We approach via Lime Tree Avenue (Europe’s longest double row of lime trees) and head straight for the late 18th-century kitchen garden. Framed by the Long Range Glass House on one side and red brick walls along the others, the restored 1.6ha garden is a visual and sensory delight. Two 137m herbaceous borders with classic English favourites such as blue hollyhocks and delphiniums, contrasting with yellow and orange dahlias, sunflowers and gladioli, are set against espaliered fruit trees, climbing roses, neat rows of vegetables — we have fresh beetroot in the restaurant at lunchtime — and a herb garden with multiple medicinal and culinary varieties.
It’s a short drive south to Thoresby Hall and Park, once the principal seat of the duke of Kingston and later the Manvers family. The Elizabethan-style mansion is now run as a hotel, but the extensive grounds are open to the public. We stroll though rolling green parkland dotted with majestic copper beech trees to the lake, where swans nest on islands of weed and large herds of deer are grazing. On our way back we skirt a game of cricket that’s in progress and cross a small bridge into a field of sheep. It’s so quintessentially English that we decide it must be time for tea, so we find a cafe in the clock tower courtyard and order a pot of earl grey.
The next day we head to Rufford Abbey, south of Ollerton. Founded by Cistercian monks in 1147 and converted into a private house by the sixth earl of Shrewsbury in 1536, Rufford is part ruined abbey and part Jacobean country house surrounded by formal gardens and woodland. We venture underneath the abbey to see an exhibition documenting the lives of the monks.
Walking down the well-worn night stairs, you can almost hear the monastic shuffling of steps; a strict and silent order, the monks would rise each day at 2.30am to attend services in the abbey church.

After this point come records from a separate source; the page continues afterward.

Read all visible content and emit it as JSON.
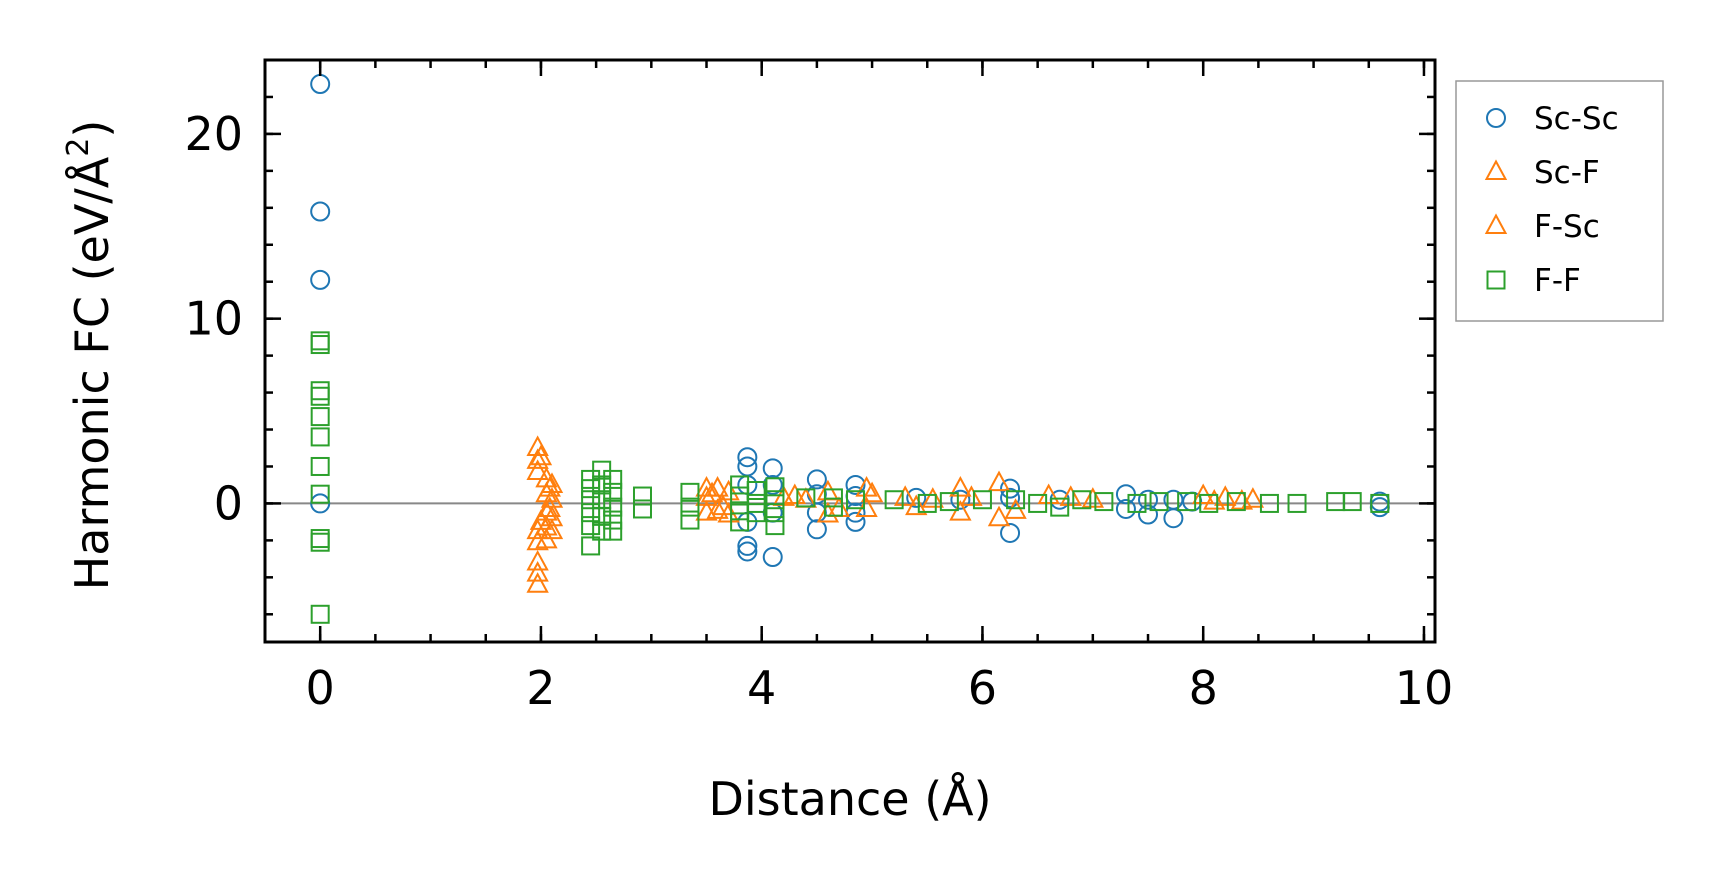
{
  "chart_data": {
    "type": "scatter",
    "title": "",
    "xlabel": "Distance (Å)",
    "ylabel_main": "Harmonic FC (eV/Å",
    "ylabel_sup": "2",
    "ylabel_close": ")",
    "xlim": [
      -0.5,
      10.1
    ],
    "ylim": [
      -7.5,
      24
    ],
    "x_ticks": [
      0,
      2,
      4,
      6,
      8,
      10
    ],
    "x_tick_labels": [
      "0",
      "2",
      "4",
      "6",
      "8",
      "10"
    ],
    "y_ticks": [
      0,
      10,
      20
    ],
    "y_tick_labels": [
      "0",
      "10",
      "20"
    ],
    "x_minor_step": 0.5,
    "y_minor_step": 2,
    "zero_line": true,
    "grid": false,
    "legend_position": "outside-right",
    "series": [
      {
        "name": "Sc-Sc",
        "marker": "circle",
        "color": "#1f77b4",
        "points": [
          [
            0,
            22.7
          ],
          [
            0,
            15.8
          ],
          [
            0,
            12.1
          ],
          [
            0,
            0
          ],
          [
            3.87,
            2.5
          ],
          [
            3.87,
            2.0
          ],
          [
            3.87,
            1.0
          ],
          [
            3.87,
            -1.0
          ],
          [
            3.87,
            -2.3
          ],
          [
            3.87,
            -2.6
          ],
          [
            4.1,
            1.9
          ],
          [
            4.1,
            1.0
          ],
          [
            4.1,
            -0.5
          ],
          [
            4.1,
            -2.9
          ],
          [
            4.5,
            1.3
          ],
          [
            4.5,
            0.5
          ],
          [
            4.5,
            -0.5
          ],
          [
            4.5,
            -1.4
          ],
          [
            4.85,
            1.0
          ],
          [
            4.85,
            0.4
          ],
          [
            4.85,
            -0.5
          ],
          [
            4.85,
            -1.0
          ],
          [
            5.4,
            0.3
          ],
          [
            5.8,
            0.2
          ],
          [
            6.25,
            0.8
          ],
          [
            6.25,
            0.3
          ],
          [
            6.25,
            -1.6
          ],
          [
            6.7,
            0.2
          ],
          [
            7.3,
            0.5
          ],
          [
            7.3,
            -0.3
          ],
          [
            7.5,
            0.2
          ],
          [
            7.5,
            -0.6
          ],
          [
            7.73,
            0.2
          ],
          [
            7.73,
            -0.8
          ],
          [
            7.9,
            0.1
          ],
          [
            9.6,
            0.1
          ],
          [
            9.6,
            -0.2
          ]
        ]
      },
      {
        "name": "Sc-F",
        "marker": "triangle",
        "color": "#ff7f0e",
        "points": [
          [
            1.97,
            3.0
          ],
          [
            1.97,
            2.3
          ],
          [
            1.97,
            1.7
          ],
          [
            1.97,
            -1.5
          ],
          [
            1.97,
            -2.1
          ],
          [
            1.97,
            -3.2
          ],
          [
            1.97,
            -3.8
          ],
          [
            1.97,
            -4.4
          ],
          [
            2.05,
            1.3
          ],
          [
            2.05,
            0.5
          ],
          [
            2.05,
            -0.5
          ],
          [
            2.05,
            -1.3
          ],
          [
            2.05,
            -2.0
          ],
          [
            2.1,
            1.0
          ],
          [
            2.1,
            0.2
          ],
          [
            2.1,
            -0.8
          ],
          [
            2.1,
            -1.5
          ],
          [
            3.5,
            0.8
          ],
          [
            3.5,
            0.3
          ],
          [
            3.5,
            -0.5
          ],
          [
            3.6,
            0.8
          ],
          [
            3.6,
            -0.4
          ],
          [
            3.7,
            0.6
          ],
          [
            3.7,
            -0.6
          ],
          [
            4.2,
            0.3
          ],
          [
            4.4,
            0.2
          ],
          [
            4.6,
            0.6
          ],
          [
            4.6,
            -0.6
          ],
          [
            4.95,
            0.8
          ],
          [
            4.95,
            -0.3
          ],
          [
            5.3,
            0.3
          ],
          [
            5.55,
            0.2
          ],
          [
            5.8,
            0.8
          ],
          [
            5.8,
            -0.5
          ],
          [
            6.15,
            1.1
          ],
          [
            6.15,
            -0.8
          ],
          [
            6.6,
            0.4
          ],
          [
            7.0,
            0.2
          ],
          [
            8.0,
            0.4
          ],
          [
            8.2,
            0.3
          ],
          [
            8.35,
            0.1
          ],
          [
            8.45,
            0.2
          ]
        ]
      },
      {
        "name": "F-Sc",
        "marker": "triangle",
        "color": "#ff7f0e",
        "points": [
          [
            2.0,
            2.5
          ],
          [
            2.0,
            -1.0
          ],
          [
            2.08,
            0.8
          ],
          [
            2.08,
            -0.3
          ],
          [
            3.55,
            0.5
          ],
          [
            3.65,
            -0.2
          ],
          [
            4.3,
            0.4
          ],
          [
            4.7,
            -0.3
          ],
          [
            5.0,
            0.5
          ],
          [
            5.4,
            -0.2
          ],
          [
            5.9,
            0.3
          ],
          [
            6.3,
            -0.4
          ],
          [
            6.8,
            0.3
          ],
          [
            8.1,
            0.1
          ]
        ]
      },
      {
        "name": "F-F",
        "marker": "square",
        "color": "#2ca02c",
        "points": [
          [
            0,
            8.8
          ],
          [
            0,
            8.6
          ],
          [
            0,
            6.1
          ],
          [
            0,
            5.8
          ],
          [
            0,
            4.7
          ],
          [
            0,
            3.6
          ],
          [
            0,
            2.0
          ],
          [
            0,
            0.5
          ],
          [
            0,
            -1.9
          ],
          [
            0,
            -2.1
          ],
          [
            0,
            -6.0
          ],
          [
            2.45,
            1.3
          ],
          [
            2.45,
            0.8
          ],
          [
            2.45,
            0.2
          ],
          [
            2.45,
            -0.5
          ],
          [
            2.45,
            -1.2
          ],
          [
            2.45,
            -2.3
          ],
          [
            2.55,
            1.8
          ],
          [
            2.55,
            1.0
          ],
          [
            2.55,
            0.2
          ],
          [
            2.55,
            -0.7
          ],
          [
            2.55,
            -1.5
          ],
          [
            2.65,
            1.3
          ],
          [
            2.65,
            0.6
          ],
          [
            2.65,
            -0.2
          ],
          [
            2.65,
            -0.9
          ],
          [
            2.65,
            -1.5
          ],
          [
            2.92,
            0.4
          ],
          [
            2.92,
            -0.3
          ],
          [
            3.35,
            0.6
          ],
          [
            3.35,
            -0.2
          ],
          [
            3.35,
            -0.9
          ],
          [
            3.8,
            1.0
          ],
          [
            3.8,
            0.4
          ],
          [
            3.8,
            -0.4
          ],
          [
            3.8,
            -1.0
          ],
          [
            3.95,
            0.7
          ],
          [
            3.95,
            0
          ],
          [
            3.95,
            -0.5
          ],
          [
            4.12,
            0.9
          ],
          [
            4.12,
            0.2
          ],
          [
            4.12,
            -0.5
          ],
          [
            4.12,
            -1.2
          ],
          [
            4.4,
            0.3
          ],
          [
            4.65,
            0.3
          ],
          [
            4.65,
            -0.2
          ],
          [
            4.85,
            0.2
          ],
          [
            5.2,
            0.2
          ],
          [
            5.5,
            0
          ],
          [
            5.7,
            0.1
          ],
          [
            6.0,
            0.2
          ],
          [
            6.3,
            0.2
          ],
          [
            6.5,
            0
          ],
          [
            6.7,
            -0.2
          ],
          [
            6.9,
            0.2
          ],
          [
            7.1,
            0.1
          ],
          [
            7.4,
            0
          ],
          [
            7.6,
            0.1
          ],
          [
            7.85,
            0.1
          ],
          [
            8.05,
            0
          ],
          [
            8.3,
            0.1
          ],
          [
            8.6,
            0
          ],
          [
            8.85,
            0
          ],
          [
            9.2,
            0.1
          ],
          [
            9.35,
            0.1
          ],
          [
            9.6,
            0
          ]
        ]
      }
    ]
  }
}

There’s less silence today and more rousing historical re-enactments. Our visit coincides with a Living History Weekend celebrating medieval life from the 12th to 15th centuries. The volunteers representing the Knights Hospitallers look the part, with their pallid, waxen faces peeking out under hooded garments. We don’t arrive in time to see the Battle of Worksop, but we do see a man easing himself into a suit of chain mail and others sharpening their swords or flexing their longbows. Women perched on small wooden stools comb wool and stir cauldrons of pease pottage or delicious smelling mishmishiya, a dish of lamb, apricots and onions flavoured with Crusader spices such as ginger, pepper and cumin.
Worksop Manor, the fifth Dukery situated on the outskirts of the market town of Worksop, was once the principal seat of the duke of Norfolk, but is now in private ownership. So it seems fitting that we should instead visit the home and hiding place of the people’s duke, Robin Hood.
The Major Oak — where Robin is said to have hidden from the sheriff of Nottingham — is a 15-minute walk from the visitor centre at the Sherwood Forest Country Park near the village of Edwinstowe. We pass stands of younger 600-year-old oaks — many of them weathered into weird and wonderful shapes — but nothing quite prepares us for the size of the 800-year-old Major Oak. Weighing an estimated 23 tonnes and with a girth spanning 10m and branches extending more than 28m, this is no ordinary tree — it’s an ancient monument steeped in lore and legend.
The reality is that the tree would have been but a sapling in Robin’s day, but why let that spoil a good story?